Honrado com o convite para escrever neste espaço do MaisPB, capitaneado pelo jornalista Heron Cid, me foi concedida a liberdade para abordar temas leves e atemporais, menos sobre política partidária, pois é-me defeso emitir opinião sobre esse assunto, dado a minha condição de magistrado ainda em atividade jurisdicional.

Mas, como artigo inaugural não poderia deixar de falar sobre as crianças e adolescentes que estão à espera de uma “adoção tardia”, mote da campanha do Tribunal de Justiça da Paraíba durante a Semana Estadual da Adoção que aconteceu nos dias 19 a 25 de maio. Das três modalidades de colocação em família substituta: guarda, tutela e adoção, esta última é a única que gera laços de afinidade e afetividade definitivamente, reconhecida sua parentalidade por lei após a lavratura da sentença constitutiva.

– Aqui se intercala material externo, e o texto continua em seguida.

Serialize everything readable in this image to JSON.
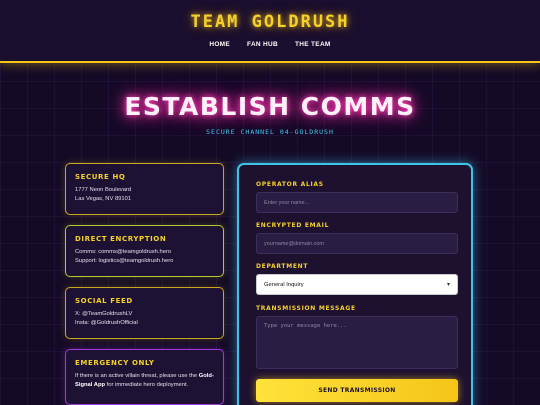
{
  "brand": "TEAM GOLDRUSH",
  "nav": [
    "HOME",
    "FAN HUB",
    "THE TEAM"
  ],
  "hero": {
    "title": "ESTABLISH COMMS",
    "subtitle": "SECURE CHANNEL 04-GOLDRUSH"
  },
  "cards": {
    "hq": {
      "title": "SECURE HQ",
      "line1": "1777 Neon Boulevard",
      "line2": "Las Vegas, NV 89101"
    },
    "encryption": {
      "title": "DIRECT ENCRYPTION",
      "line1": "Comms: comms@teamgoldrush.hero",
      "line2": "Support: logistics@teamgoldrush.hero"
    },
    "social": {
      "title": "SOCIAL FEED",
      "line1": "X: @TeamGoldrushLV",
      "line2": "Insta: @GoldrushOfficial"
    },
    "emergency": {
      "title": "EMERGENCY ONLY",
      "text_before": "If there is an active villain threat, please use the ",
      "app_name": "Gold-Signal App",
      "text_after": " for immediate hero deployment."
    }
  },
  "form": {
    "alias_label": "OPERATOR ALIAS",
    "alias_placeholder": "Enter your name...",
    "email_label": "ENCRYPTED EMAIL",
    "email_placeholder": "yourname@domain.com",
    "department_label": "DEPARTMENT",
    "department_value": "General Inquiry",
    "message_label": "TRANSMISSION MESSAGE",
    "message_placeholder": "Type your message here...",
    "submit_label": "SEND TRANSMISSION"
  },
  "colors": {
    "accent_gold": "#f5c518",
    "neon_pink": "#ff2fa8",
    "neon_cyan": "#3fc4e8",
    "background": "#140a26"
  }
}
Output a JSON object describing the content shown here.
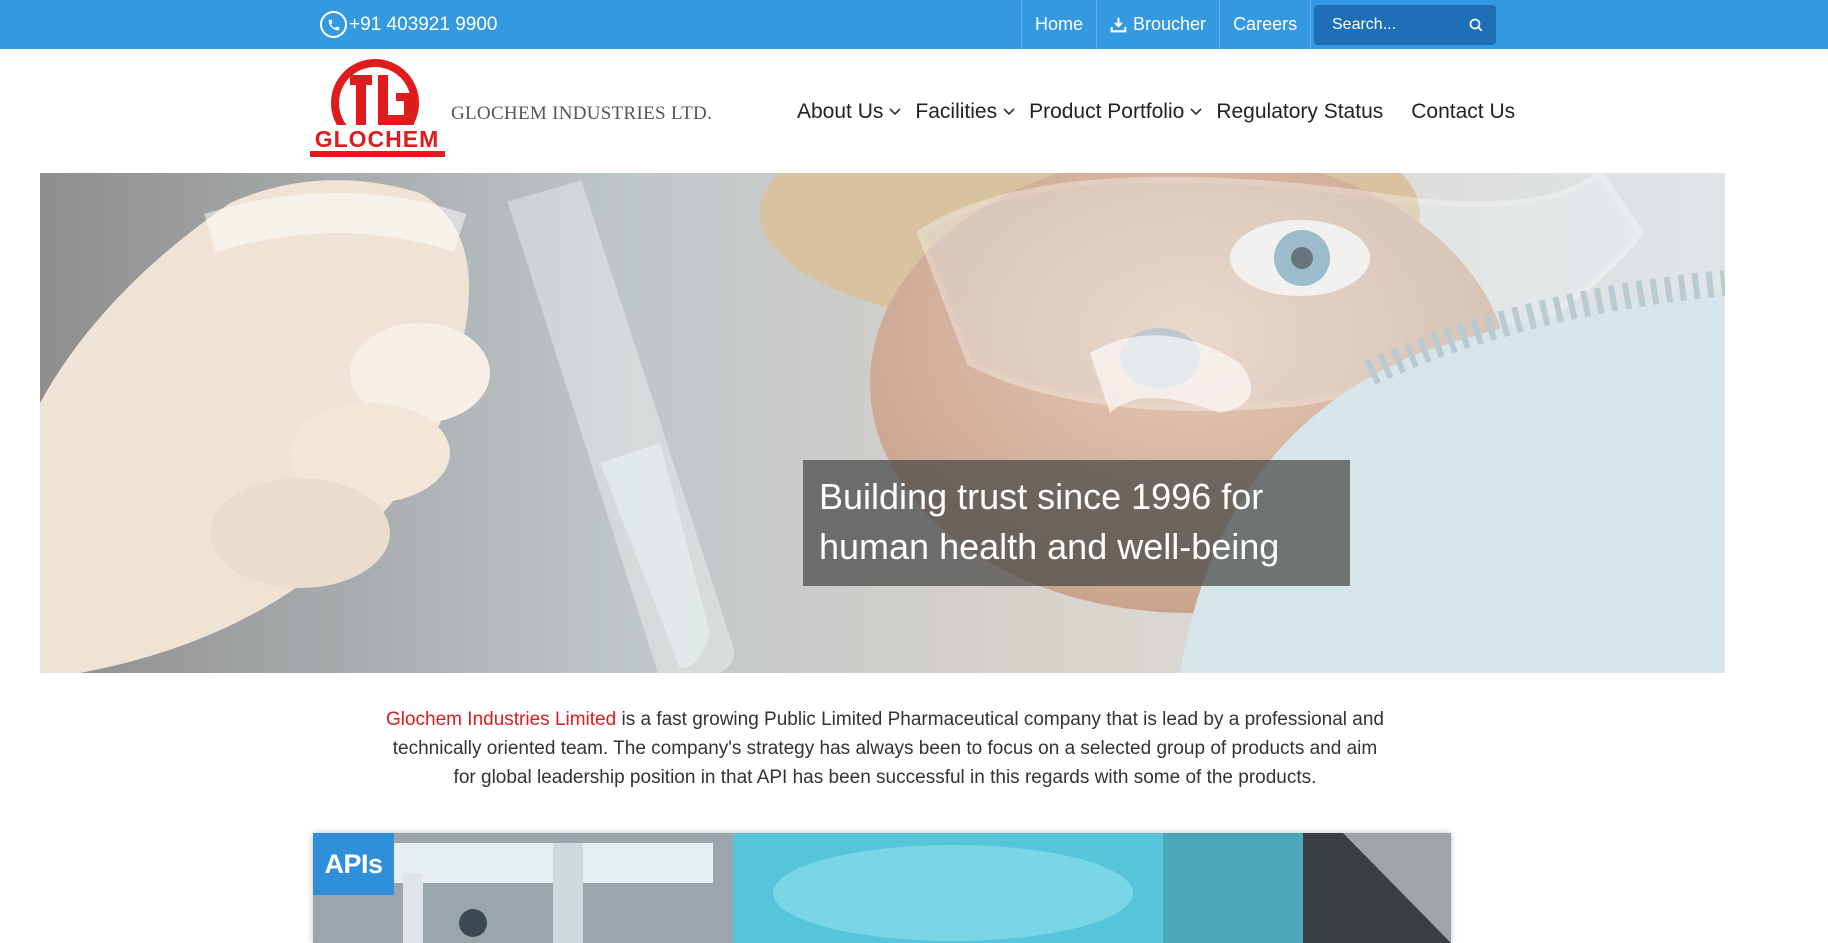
{
  "topbar": {
    "phone": "+91 403921 9900",
    "links": [
      "Home",
      "Broucher",
      "Careers"
    ],
    "search_placeholder": "Search..."
  },
  "header": {
    "logo_text": "GLOCHEM",
    "company_name": "GLOCHEM INDUSTRIES LTD."
  },
  "nav": {
    "about": "About Us",
    "facilities": "Facilities",
    "portfolio": "Product Portfolio",
    "regulatory": "Regulatory Status",
    "contact": "Contact Us"
  },
  "hero": {
    "caption": "Building trust since 1996 for human health and well-being"
  },
  "intro": {
    "brand": "Glochem Industries Limited",
    "text": " is a fast growing Public Limited Pharmaceutical company that is lead by a professional and technically oriented team. The company's strategy has always been to focus on a selected group of products and aim for global leadership position in that API has been successful in this regards with some of the products."
  },
  "card": {
    "tag": "APIs"
  },
  "colors": {
    "topbar": "#3399e0",
    "search_bg": "#1f6fb7",
    "brand_red": "#e01b1b",
    "tag_blue": "#2f8fd8"
  }
}
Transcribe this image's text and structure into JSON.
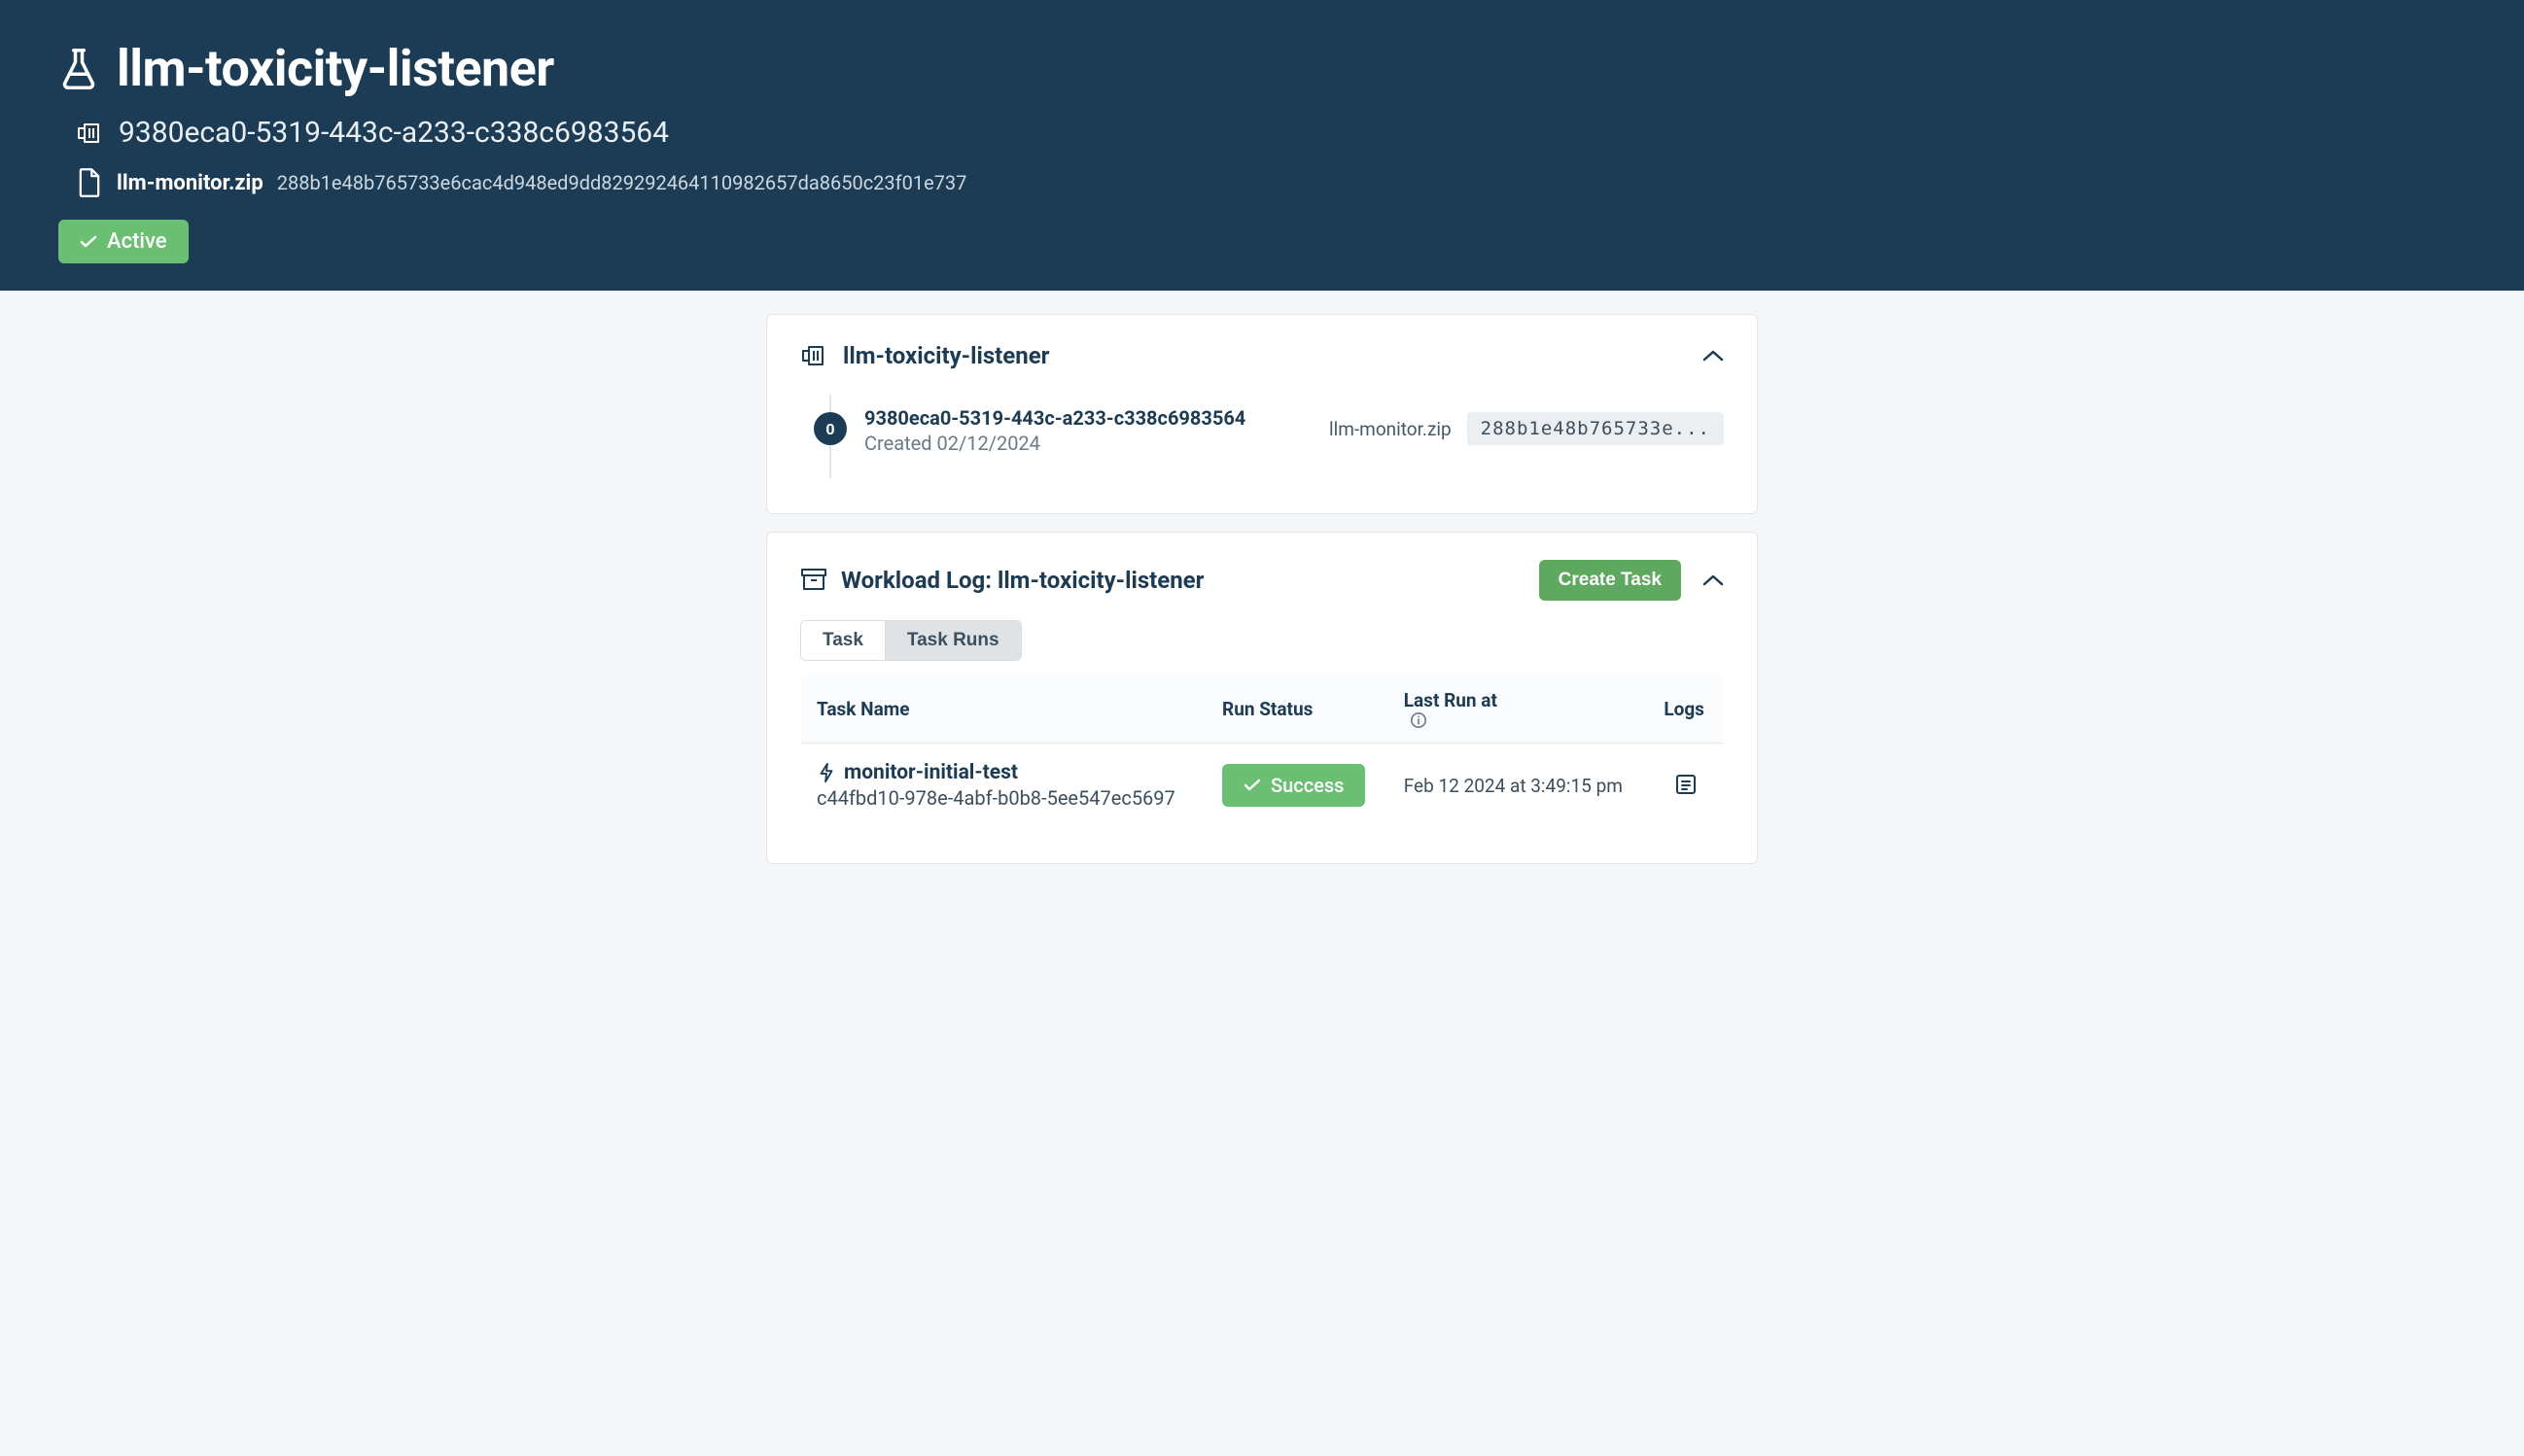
{
  "header": {
    "title": "llm-toxicity-listener",
    "resource_id": "9380eca0-5319-443c-a233-c338c6983564",
    "file_name": "llm-monitor.zip",
    "file_hash": "288b1e48b765733e6cac4d948ed9dd82929246411098​2657da8650c23f01e737",
    "status_label": "Active"
  },
  "version_card": {
    "title": "llm-toxicity-listener",
    "entry": {
      "index": "0",
      "id": "9380eca0-5319-443c-a233-c338c6983564",
      "created_label": "Created 02/12/2024",
      "zip_name": "llm-monitor.zip",
      "hash_truncated": "288b1e48b765733e..."
    }
  },
  "workload_log": {
    "title": "Workload Log: llm-toxicity-listener",
    "create_button": "Create Task",
    "tabs": {
      "task": "Task",
      "task_runs": "Task Runs"
    },
    "columns": {
      "task_name": "Task Name",
      "run_status": "Run Status",
      "last_run": "Last Run at",
      "logs": "Logs"
    },
    "rows": [
      {
        "task_name": "monitor-initial-test",
        "task_id": "c44fbd10-978e-4abf-b0b8-5ee547ec5697",
        "status_label": "Success",
        "last_run": "Feb 12 2024 at 3:49:15 pm"
      }
    ]
  }
}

No Brasil existe um Cadastro Nacional de Adoção – CNA, onde o pretendente, após julgada sua habilitação, pode escolher o perfil da criança ou adolescente que espera adotar. E escolhe sexo, cor da pele, raça, etnia, idade, com ou sem doença tratável, integrante ou não de grupo de irmãos, etc. Enfim, concebe por meio do cadastro, o imaginário do filho ideal. E, infelizmente, esse filho idealizado não existe para a maioria integrante do CNA.

Como recorte do cenário nacional, aqui na Paraíba, no ano de 2019, tivemos 69,7% dos pretendentes habilitados que declararam aceitar para adoção criança de 0 a 5 anos; enquanto que 25,63% optou pela faixa etária de 6 a 11 anos e apenas 5,67% estaria disposto a adoção de adolescente acima dos 12 anos de idade. É esse contingente infantojuvenil que está esperando pela tão difícil -mas não impossível -, adoção tardia, porém mais do que necessária.

Você que tem pretensão de adotar uma criança, saiba que a adoção segura e legal só pode ser feita através do judiciário, com o acompanhamento capacitado de profissionais da psicologia, pedagogia e serviço social, que integram as equipes interprofissionais das varas da infância e da juventude. Vá lá, se informe e dê guarida em seu coração àquele que perdeu um dos seus direitos fundamentais que é o de ter uma convivência familiar.